Cut the shit you old bag.  When's the last time you took up some of your grandparents daily chores?  Churned butter or skinned a chicken lately?  How about fiddling with the antenna to pick up tv reception, or getting up and manually changing the channel?  I'm pretty sure you didn't dust off the old typewriter for your article either, and you can't be happy at all that your cranky old lady rantings were published on the world wide web instead of in print.  And complaining about Pull-Ups?  Would you rather be rinsing your grandkids shit out of cotton underwear?

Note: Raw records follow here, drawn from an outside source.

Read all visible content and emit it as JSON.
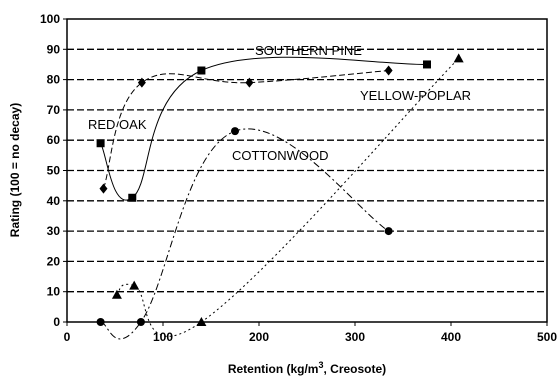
{
  "chart_data": {
    "type": "line",
    "xlabel": "Retention (kg/m",
    "xlabel_sup": "3",
    "xlabel_suffix": ", Creosote)",
    "ylabel": "Rating (100 = no decay)",
    "xlim": [
      0,
      500
    ],
    "ylim": [
      0,
      100
    ],
    "xticks": [
      0,
      100,
      200,
      300,
      400,
      500
    ],
    "yticks": [
      0,
      10,
      20,
      30,
      40,
      50,
      60,
      70,
      80,
      90,
      100
    ],
    "grid": "horizontal-dashed",
    "series": [
      {
        "name": "SOUTHERN PINE",
        "marker": "square",
        "line": "solid",
        "points": [
          [
            35,
            59
          ],
          [
            68,
            41
          ],
          [
            140,
            83
          ],
          [
            375,
            85
          ]
        ]
      },
      {
        "name": "YELLOW-POPLAR",
        "marker": "diamond",
        "line": "dash",
        "points": [
          [
            38,
            44
          ],
          [
            78,
            79
          ],
          [
            190,
            79
          ],
          [
            335,
            83
          ]
        ]
      },
      {
        "name": "COTTONWOOD",
        "marker": "circle",
        "line": "dashdot",
        "points": [
          [
            35,
            0
          ],
          [
            77,
            0
          ],
          [
            175,
            63
          ],
          [
            335,
            30
          ]
        ]
      },
      {
        "name": "RED OAK",
        "marker": "triangle",
        "line": "dot",
        "points": [
          [
            52,
            9
          ],
          [
            70,
            12
          ],
          [
            140,
            0
          ],
          [
            408,
            87
          ]
        ]
      }
    ]
  }
}
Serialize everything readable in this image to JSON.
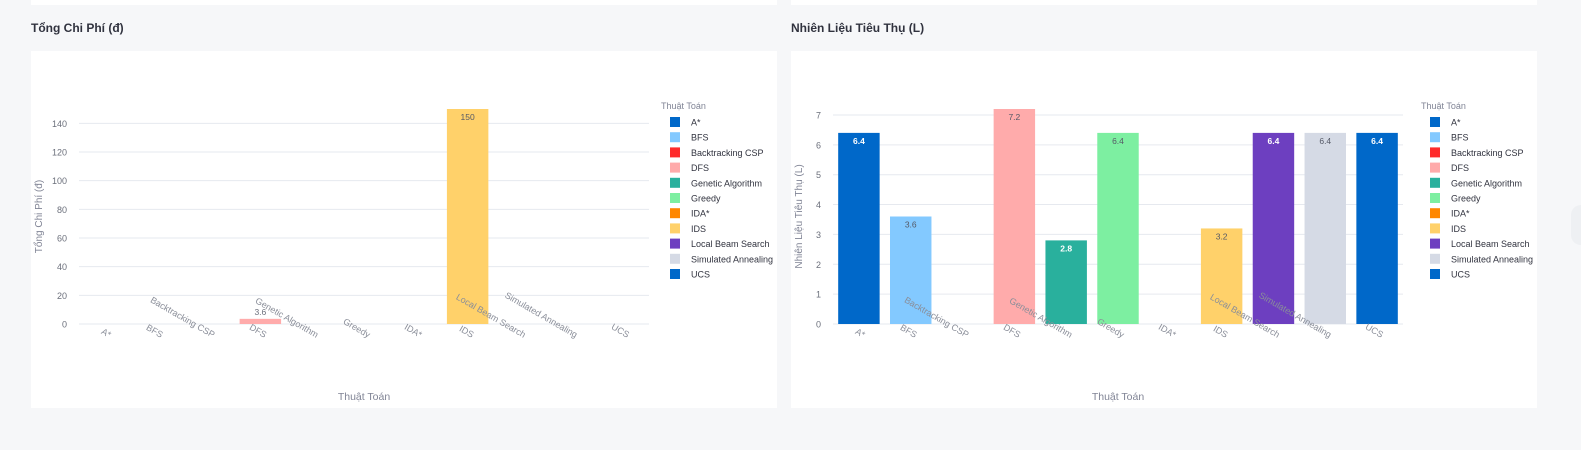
{
  "charts": [
    {
      "heading": "Tổng Chi Phí (đ)",
      "chart_data": {
        "type": "bar",
        "categories": [
          "A*",
          "BFS",
          "Backtracking CSP",
          "DFS",
          "Genetic Algorithm",
          "Greedy",
          "IDA*",
          "IDS",
          "Local Beam Search",
          "Simulated Annealing",
          "UCS"
        ],
        "values": [
          null,
          null,
          null,
          3.6,
          null,
          null,
          null,
          150,
          null,
          null,
          null
        ],
        "value_labels": [
          "",
          "",
          "",
          "3.6",
          "",
          "",
          "",
          "150",
          "",
          "",
          ""
        ],
        "xlabel": "Thuật Toán",
        "ylabel": "Tổng Chi Phí (đ)",
        "ylim": [
          0,
          150
        ],
        "yticks": [
          0,
          20,
          40,
          60,
          80,
          100,
          120,
          140
        ],
        "grid": true,
        "legend_title": "Thuật Toán",
        "legend_position": "right"
      }
    },
    {
      "heading": "Nhiên Liệu Tiêu Thụ (L)",
      "chart_data": {
        "type": "bar",
        "categories": [
          "A*",
          "BFS",
          "Backtracking CSP",
          "DFS",
          "Genetic Algorithm",
          "Greedy",
          "IDA*",
          "IDS",
          "Local Beam Search",
          "Simulated Annealing",
          "UCS"
        ],
        "values": [
          6.4,
          3.6,
          null,
          7.2,
          2.8,
          6.4,
          null,
          3.2,
          6.4,
          6.4,
          6.4
        ],
        "value_labels": [
          "6.4",
          "3.6",
          "",
          "7.2",
          "2.8",
          "6.4",
          "",
          "3.2",
          "6.4",
          "6.4",
          "6.4"
        ],
        "xlabel": "Thuật Toán",
        "ylabel": "Nhiên Liệu Tiêu Thụ (L)",
        "ylim": [
          0,
          7.2
        ],
        "yticks": [
          0,
          1,
          2,
          3,
          4,
          5,
          6,
          7
        ],
        "grid": true,
        "legend_title": "Thuật Toán",
        "legend_position": "right"
      }
    }
  ],
  "colors": {
    "A*": "#0068c9",
    "BFS": "#83c9ff",
    "Backtracking CSP": "#ff2b2b",
    "DFS": "#ffabab",
    "Genetic Algorithm": "#29b09d",
    "Greedy": "#7defa1",
    "IDA*": "#ff8700",
    "IDS": "#ffd16a",
    "Local Beam Search": "#6d3fc0",
    "Simulated Annealing": "#d5dae5",
    "UCS": "#0068c9"
  }
}
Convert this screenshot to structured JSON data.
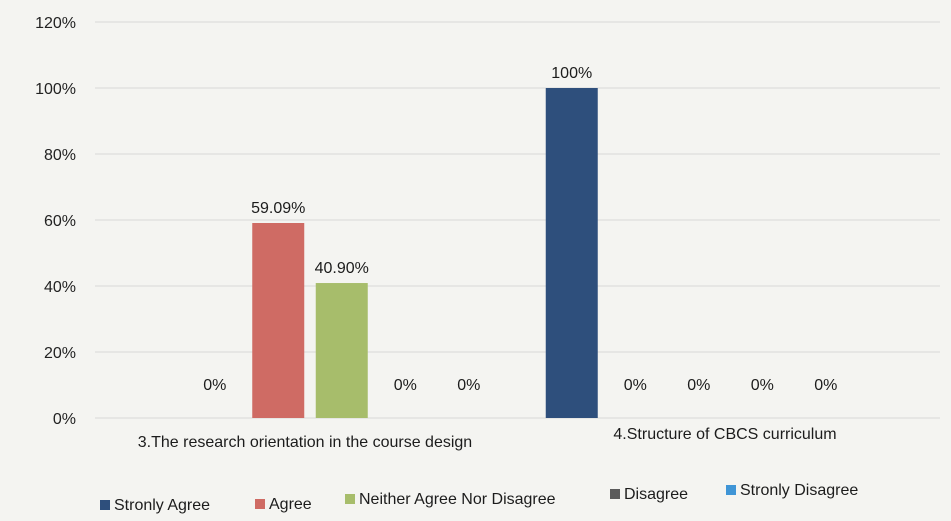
{
  "chart_data": {
    "type": "bar",
    "title": "",
    "xlabel": "",
    "ylabel": "",
    "ylim": [
      0,
      120
    ],
    "yticks": [
      0,
      20,
      40,
      60,
      80,
      100,
      120
    ],
    "ytick_format": "percent",
    "grid": true,
    "legend_position": "bottom",
    "categories": [
      "3.The research orientation in the course design",
      "4.Structure of CBCS curriculum"
    ],
    "series": [
      {
        "name": "Stronly Agree",
        "color": "#2e4f7c",
        "values": [
          0,
          100
        ],
        "labels": [
          "0%",
          "100%"
        ]
      },
      {
        "name": "Agree",
        "color": "#cf6b64",
        "values": [
          59.09,
          0
        ],
        "labels": [
          "59.09%",
          "0%"
        ]
      },
      {
        "name": "Neither Agree Nor Disagree",
        "color": "#a7bd6b",
        "values": [
          40.9,
          0
        ],
        "labels": [
          "40.90%",
          "0%"
        ]
      },
      {
        "name": "Disagree",
        "color": "#5a5a5a",
        "values": [
          0,
          0
        ],
        "labels": [
          "0%",
          "0%"
        ]
      },
      {
        "name": "Stronly Disagree",
        "color": "#3f95d6",
        "values": [
          0,
          0
        ],
        "labels": [
          "0%",
          "0%"
        ]
      }
    ]
  }
}
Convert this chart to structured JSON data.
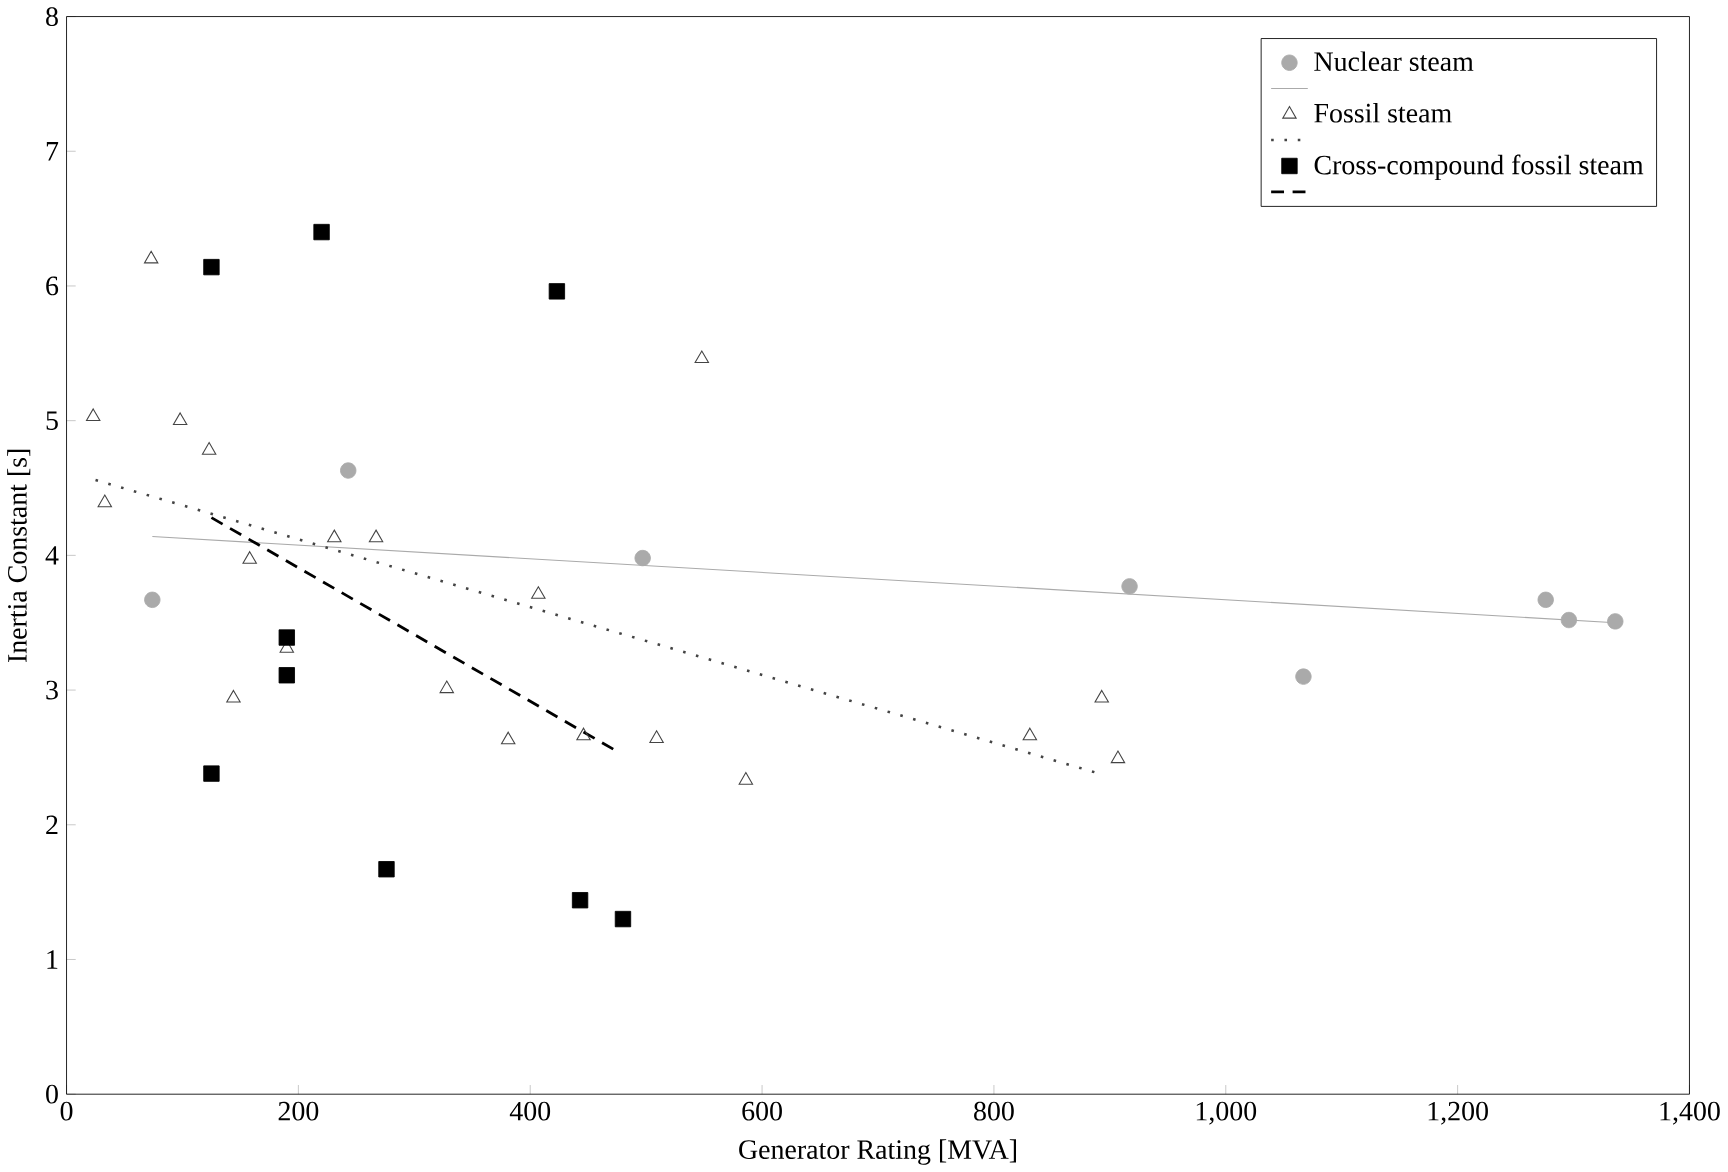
{
  "chart_data": {
    "type": "scatter",
    "xlabel": "Generator Rating [MVA]",
    "ylabel": "Inertia Constant [s]",
    "xlim": [
      0,
      1400
    ],
    "ylim": [
      0,
      8
    ],
    "xticks": [
      0,
      200,
      400,
      600,
      800,
      {
        "value": 1000,
        "label": "1,000"
      },
      {
        "value": 1200,
        "label": "1,200"
      },
      {
        "value": 1400,
        "label": "1,400"
      }
    ],
    "yticks": [
      0,
      1,
      2,
      3,
      4,
      5,
      6,
      7,
      8
    ],
    "grid": false,
    "legend": "top right",
    "series": [
      {
        "name": "Nuclear steam",
        "marker": "circle",
        "color": "#aaaaaa",
        "x": [
          74,
          243,
          497,
          917,
          1067,
          1276,
          1296,
          1336
        ],
        "values": [
          3.67,
          4.63,
          3.98,
          3.77,
          3.1,
          3.67,
          3.52,
          3.51
        ]
      },
      {
        "type": "line",
        "marker": "none",
        "line_style": "solid",
        "color": "#aaaaaa",
        "x": [
          74,
          1336
        ],
        "values": [
          4.14,
          3.5
        ]
      },
      {
        "name": "Fossil steam",
        "marker": "triangle",
        "color": "#444444",
        "x": [
          73,
          23,
          98,
          123,
          33,
          231,
          267,
          158,
          407,
          190,
          144,
          328,
          381,
          446,
          509,
          548,
          586,
          831,
          893,
          907
        ],
        "values": [
          6.2,
          5.03,
          5.0,
          4.78,
          4.39,
          4.13,
          4.13,
          3.97,
          3.71,
          3.31,
          2.94,
          3.01,
          2.63,
          2.66,
          2.64,
          5.46,
          2.33,
          2.66,
          2.94,
          2.49
        ]
      },
      {
        "type": "line",
        "marker": "none",
        "line_style": "dotted",
        "color": "#444444",
        "x": [
          25,
          891
        ],
        "values": [
          4.56,
          2.38
        ]
      },
      {
        "name": "Cross-compound fossil steam",
        "marker": "square",
        "color": "#000000",
        "x": [
          220,
          125,
          423,
          190,
          190,
          125,
          276,
          443,
          480
        ],
        "values": [
          6.4,
          6.14,
          5.96,
          3.39,
          3.11,
          2.38,
          1.67,
          1.44,
          1.3
        ]
      },
      {
        "type": "line",
        "marker": "none",
        "line_style": "dashed",
        "color": "#000000",
        "x": [
          125,
          478
        ],
        "values": [
          4.28,
          2.53
        ]
      }
    ]
  }
}
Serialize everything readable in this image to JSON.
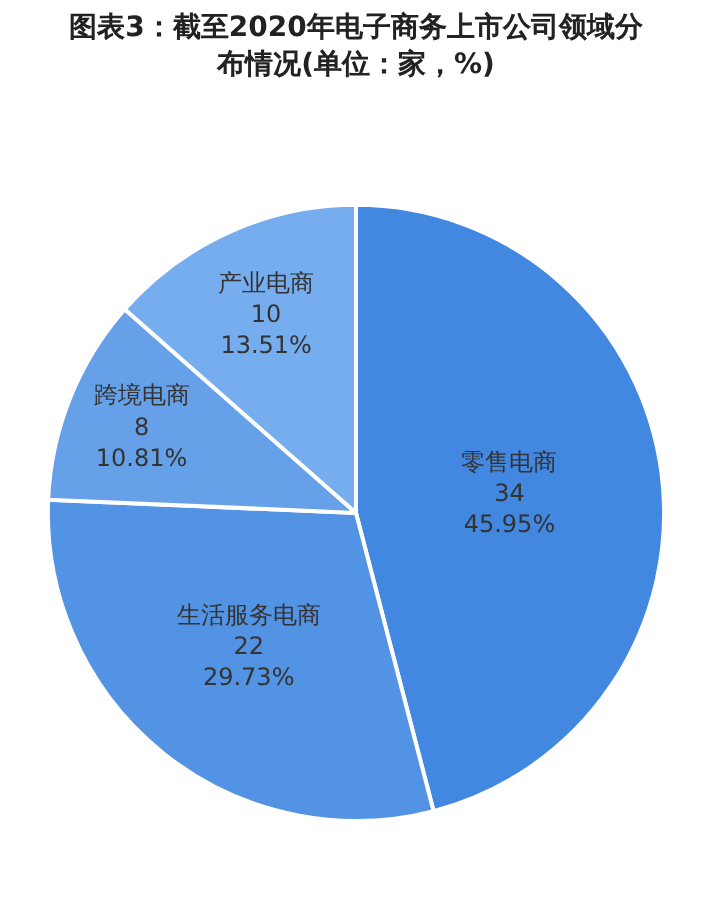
{
  "chart_data": {
    "type": "pie",
    "title": "图表3：截至2020年电子商务上市公司领域分布情况(单位：家，%)",
    "categories": [
      "零售电商",
      "生活服务电商",
      "跨境电商",
      "产业电商"
    ],
    "values": [
      45.95,
      29.73,
      10.81,
      13.51
    ],
    "colors": [
      "#4287e0",
      "#5393e4",
      "#65a0e8",
      "#76adee"
    ],
    "value_labels": [
      "34\n45.95%",
      "22\n29.73%",
      "8\n10.81%",
      "10\n13.51%"
    ],
    "legend": false
  }
}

If kids really don't understand how an ice cube tray or can opener work then I blame their lazy parents.  But everything else in this article is just your typical run of the mill rantings from a cranky old person who is quickly realizing how useless their skills are in today's society. 

Look, I don't blame you for giving up on keeping up with all the worlds advances, there's a lot going on.  But if you've reached the point where you've decided to give up on life then spare us your verbal diarrhea and fade into Bolivia.  Yes we grew up with cell phones and that mysterious google thing.  So no, we don't need to carry around personal contact books and rolls of quarters to get in touch with people, or waste hours reading crappy instruction manuals when we need to solve a problem.  If you feel like wasting your time on these unnecessary tasks go right ahead. While you're at it why don't you hand wash my laundry.

Your life was more efficient and advanced than your parents, its the same for us.  Now excuse me, my Pull-Up needs changing.

Tuesday, October 19, 2010

Joan Rivers?


WFXT - New York Post -- Some women think of their husbands' moms as monsters-in-law and would do almost anything -- including having a root canal -- to get out of spending time with them, the New York Post reported Monday...When asked who they might like to have as a mother-in-law, 17 percent of the women said they would like Hillary Rodham Clinton, 16 percent said reality-show star Kris Kardashian Jenner, 9 percent said Sarah Palin and 7 percent said Joan Rivers.

Really Ladies?  You don't think that the problem could be related to your deranged, delusional, irrational thoughts on this one?  I know there can be mother in laws out there that are absolute bitches to deal with but Joan Rivers, Sarah Palin, Hillary, and Kris Kardashian?  If you were starting a mother in laws from hell basketball team that would be four of your starting five (the fifth being the mother in law from Everyone Loves Raymond). Lets just break each one down real quick:

Rivers - Bitch of all Bitches. Would critique your appearance every chance she got
Palin - Definition of an overachiever, 3 kids, a grandkid and a Nationally Mocked admired idiot politician. So you'd have that to live up to.
Hillary - Cold as ice personality and the ultimate perfectionist. Good luck warming up to her.
Kris Kardashian - Great if you're looking for your mother in law to whore you out the way she has done and continues to do with her daughters.

Just further proof that girls are usually their own worst enemy when it comes to relationships (that and you're watching entirely too much reality television).  I'm not saying guys don't have their faults too, but if this survey is any indication,  you girls are on a whole other level of crazy.